Thousands of people laid flowers and lit candles on Saturday on a bridge near the Kremlin where the opposition politician and former deputy prime minister was shot dead late on Friday.
National investigators who answer to Putin say they are pursuing several lines of inquiry, including the possibility that Nemtsov, a Jew, was killed by radical Islamists or that the opposition killed him to blacken the president's name.
Putin's opponents say such suggestions show the cynicism of Russia's leaders as they whip up nationalism, hatred and anti-Western hysteria to rally support for his policies on Ukraine and deflect blame for an economic crisis.
"It is a blow to Russia.
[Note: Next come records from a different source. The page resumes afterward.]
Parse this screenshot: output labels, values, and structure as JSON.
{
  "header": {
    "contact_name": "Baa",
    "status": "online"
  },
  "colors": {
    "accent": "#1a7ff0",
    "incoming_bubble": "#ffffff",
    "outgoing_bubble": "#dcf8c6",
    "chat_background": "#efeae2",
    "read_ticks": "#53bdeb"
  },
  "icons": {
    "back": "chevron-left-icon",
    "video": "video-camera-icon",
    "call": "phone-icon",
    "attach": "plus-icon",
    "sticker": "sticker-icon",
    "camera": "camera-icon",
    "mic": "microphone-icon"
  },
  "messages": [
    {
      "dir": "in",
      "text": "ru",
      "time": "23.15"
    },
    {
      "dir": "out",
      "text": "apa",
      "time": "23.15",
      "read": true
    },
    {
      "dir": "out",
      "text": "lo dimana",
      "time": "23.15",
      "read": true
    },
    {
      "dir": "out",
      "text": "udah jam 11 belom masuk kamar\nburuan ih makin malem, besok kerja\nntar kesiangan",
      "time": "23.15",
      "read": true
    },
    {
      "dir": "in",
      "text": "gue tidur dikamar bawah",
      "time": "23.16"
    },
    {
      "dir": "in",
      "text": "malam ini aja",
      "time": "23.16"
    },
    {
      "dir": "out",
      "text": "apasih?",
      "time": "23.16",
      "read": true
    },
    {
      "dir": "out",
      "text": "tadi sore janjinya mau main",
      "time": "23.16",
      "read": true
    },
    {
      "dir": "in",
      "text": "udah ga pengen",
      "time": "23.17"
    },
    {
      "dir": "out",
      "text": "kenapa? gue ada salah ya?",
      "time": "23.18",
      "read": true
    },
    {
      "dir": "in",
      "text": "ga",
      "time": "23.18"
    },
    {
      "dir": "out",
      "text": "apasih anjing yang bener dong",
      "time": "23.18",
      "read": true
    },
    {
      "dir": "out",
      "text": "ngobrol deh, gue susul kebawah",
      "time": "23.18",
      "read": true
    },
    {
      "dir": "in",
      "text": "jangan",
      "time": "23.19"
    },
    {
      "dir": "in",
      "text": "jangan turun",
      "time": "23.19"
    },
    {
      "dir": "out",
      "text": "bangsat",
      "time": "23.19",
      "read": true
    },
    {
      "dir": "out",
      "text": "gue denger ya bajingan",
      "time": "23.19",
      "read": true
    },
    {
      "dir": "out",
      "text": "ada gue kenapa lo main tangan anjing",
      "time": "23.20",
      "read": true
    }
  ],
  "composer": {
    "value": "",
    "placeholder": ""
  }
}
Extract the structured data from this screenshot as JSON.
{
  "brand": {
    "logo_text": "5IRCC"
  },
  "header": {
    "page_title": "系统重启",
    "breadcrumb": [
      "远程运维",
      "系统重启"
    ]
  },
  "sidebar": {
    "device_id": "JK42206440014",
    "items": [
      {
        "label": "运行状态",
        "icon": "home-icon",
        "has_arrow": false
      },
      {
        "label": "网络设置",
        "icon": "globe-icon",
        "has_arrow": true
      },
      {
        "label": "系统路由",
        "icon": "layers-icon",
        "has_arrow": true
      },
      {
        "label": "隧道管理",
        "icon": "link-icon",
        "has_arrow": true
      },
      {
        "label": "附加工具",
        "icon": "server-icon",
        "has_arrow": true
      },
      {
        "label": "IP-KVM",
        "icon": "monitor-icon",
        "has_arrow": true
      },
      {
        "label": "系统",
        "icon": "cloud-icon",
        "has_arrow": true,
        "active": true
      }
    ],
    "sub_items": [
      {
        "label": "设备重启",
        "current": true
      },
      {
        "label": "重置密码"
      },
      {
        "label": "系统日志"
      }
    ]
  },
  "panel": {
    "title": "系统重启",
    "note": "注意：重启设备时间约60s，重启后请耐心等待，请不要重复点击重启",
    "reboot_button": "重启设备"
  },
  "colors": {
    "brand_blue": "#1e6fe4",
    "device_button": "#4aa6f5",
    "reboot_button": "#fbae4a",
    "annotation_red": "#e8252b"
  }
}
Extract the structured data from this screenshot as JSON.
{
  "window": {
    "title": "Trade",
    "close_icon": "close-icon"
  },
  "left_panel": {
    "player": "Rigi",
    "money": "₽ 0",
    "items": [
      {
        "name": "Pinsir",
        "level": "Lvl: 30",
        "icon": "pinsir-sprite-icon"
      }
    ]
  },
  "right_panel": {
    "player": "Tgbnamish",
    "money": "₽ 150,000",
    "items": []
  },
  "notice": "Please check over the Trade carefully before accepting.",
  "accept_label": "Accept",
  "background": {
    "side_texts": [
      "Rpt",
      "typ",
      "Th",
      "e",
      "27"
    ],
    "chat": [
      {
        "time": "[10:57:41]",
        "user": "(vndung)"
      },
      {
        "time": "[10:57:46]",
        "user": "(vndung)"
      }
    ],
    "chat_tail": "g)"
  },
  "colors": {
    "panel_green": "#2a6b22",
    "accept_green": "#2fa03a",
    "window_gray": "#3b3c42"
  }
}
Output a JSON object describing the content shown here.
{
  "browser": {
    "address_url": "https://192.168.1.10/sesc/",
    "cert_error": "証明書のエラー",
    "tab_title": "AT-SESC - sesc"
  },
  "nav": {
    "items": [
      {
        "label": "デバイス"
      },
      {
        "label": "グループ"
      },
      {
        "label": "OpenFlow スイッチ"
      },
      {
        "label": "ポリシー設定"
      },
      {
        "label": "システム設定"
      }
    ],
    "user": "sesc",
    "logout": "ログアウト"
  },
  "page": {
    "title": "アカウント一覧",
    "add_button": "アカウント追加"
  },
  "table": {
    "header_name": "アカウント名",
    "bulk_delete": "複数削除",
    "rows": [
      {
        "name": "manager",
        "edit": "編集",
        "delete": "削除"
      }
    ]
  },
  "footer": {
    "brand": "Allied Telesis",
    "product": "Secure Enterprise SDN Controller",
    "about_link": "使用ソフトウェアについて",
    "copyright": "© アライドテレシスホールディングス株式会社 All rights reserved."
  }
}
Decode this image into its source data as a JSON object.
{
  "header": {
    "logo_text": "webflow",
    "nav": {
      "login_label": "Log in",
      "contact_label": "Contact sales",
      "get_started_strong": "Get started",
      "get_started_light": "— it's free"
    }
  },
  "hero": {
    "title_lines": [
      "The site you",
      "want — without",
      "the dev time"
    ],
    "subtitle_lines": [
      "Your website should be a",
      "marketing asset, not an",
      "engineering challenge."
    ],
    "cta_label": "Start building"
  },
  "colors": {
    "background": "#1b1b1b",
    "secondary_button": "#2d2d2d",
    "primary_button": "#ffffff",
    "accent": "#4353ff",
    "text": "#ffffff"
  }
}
If political views are punished this way, then this country simply has no future," Sergei Mitrokhin, an opposition leader, said of Nemtsov's murder.
Putin has described the killing as a "provocation", and told Nemtsov's mother that the killers would be found and punished.
Some Muscovites, accepting a line repeated by state media, appear to agree that the opposition, struggling to make an impact after a clampdown on dissent in Putin's third spell as president, might have killed one of their own.
"The authorities definitely do not benefit from this. Everybody had long forgotten about this man, Nemtsov ... It is definitely a 'provocation'," said one Moscow resident, who gave his name only as Denis.